The Secretary of State for Business, Energy and Industrial Strategy (BEIS) has announced further details on measures to support business, charities, and public sector organisations such as schools in the face of soaring rising energy prices. The Energy Bill Relief Scheme builds on the recent announcement made by the Prime Minister in relation to the Energy Price Guarantee which set out in more detail the protection offered to households.

In his address, the Secretary of State Jacob Rees-Mogg MP announced the following:

  • Wholesale prices will be fixed for all non-domestic energy customers at 21.1p per kWh for electricity and 7.5p per KWh for gas. The Government Supported Wholesale Price is less than half of expected prices this winter.
  • The support will take effect from 1 October 2022 for six months and apply to all businesses.
  • Any further support announced in March 2023 will be informed by a review of the scheme in three months’ time.

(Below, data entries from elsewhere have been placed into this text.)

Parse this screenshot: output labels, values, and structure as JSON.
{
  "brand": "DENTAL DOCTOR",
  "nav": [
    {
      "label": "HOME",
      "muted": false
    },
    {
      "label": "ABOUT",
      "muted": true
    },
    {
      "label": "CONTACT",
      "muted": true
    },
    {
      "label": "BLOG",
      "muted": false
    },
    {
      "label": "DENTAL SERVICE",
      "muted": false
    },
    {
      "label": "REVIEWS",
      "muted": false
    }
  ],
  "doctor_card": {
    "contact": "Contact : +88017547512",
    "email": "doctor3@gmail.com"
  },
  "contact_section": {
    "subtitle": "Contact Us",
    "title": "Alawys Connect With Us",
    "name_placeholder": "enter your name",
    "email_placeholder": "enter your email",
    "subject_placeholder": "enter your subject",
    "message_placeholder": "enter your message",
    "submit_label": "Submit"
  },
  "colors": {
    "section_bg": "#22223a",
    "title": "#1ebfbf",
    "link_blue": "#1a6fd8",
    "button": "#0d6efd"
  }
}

Responding to this announcement, the Centre for Energy Policy’s Deputy Director, Jamie Stewart said:

“This plan offers some further reassurance for UK businesses as well as charities, and public sector organisations such as schools going into this winter. The Government Supported Wholesale Price will hopefully reduce the immediate risk of business collapse and job losses. It should also limit the need for businesses to pass on costs through putting up prices on their goods and services and compounding already acute cost-of-living pressures."

“However, businesses, as well as other organisations, require more long-term certainty so they can plan and manage their costs and operations effectively, sustain jobs and competitiveness, and ultimately contribute to the UK Government’s commitment to achieving economic growth.”

“In order to do this further efforts must be focussed on securing sustainable and affordable energy supplies, including reviewing how the energy market is regulated and how prices are set. Without this, extremely high energy prices could continue to fuel inflation and drive cost-of-living pressures, which risk damaging the long-term sustainability of the economy.”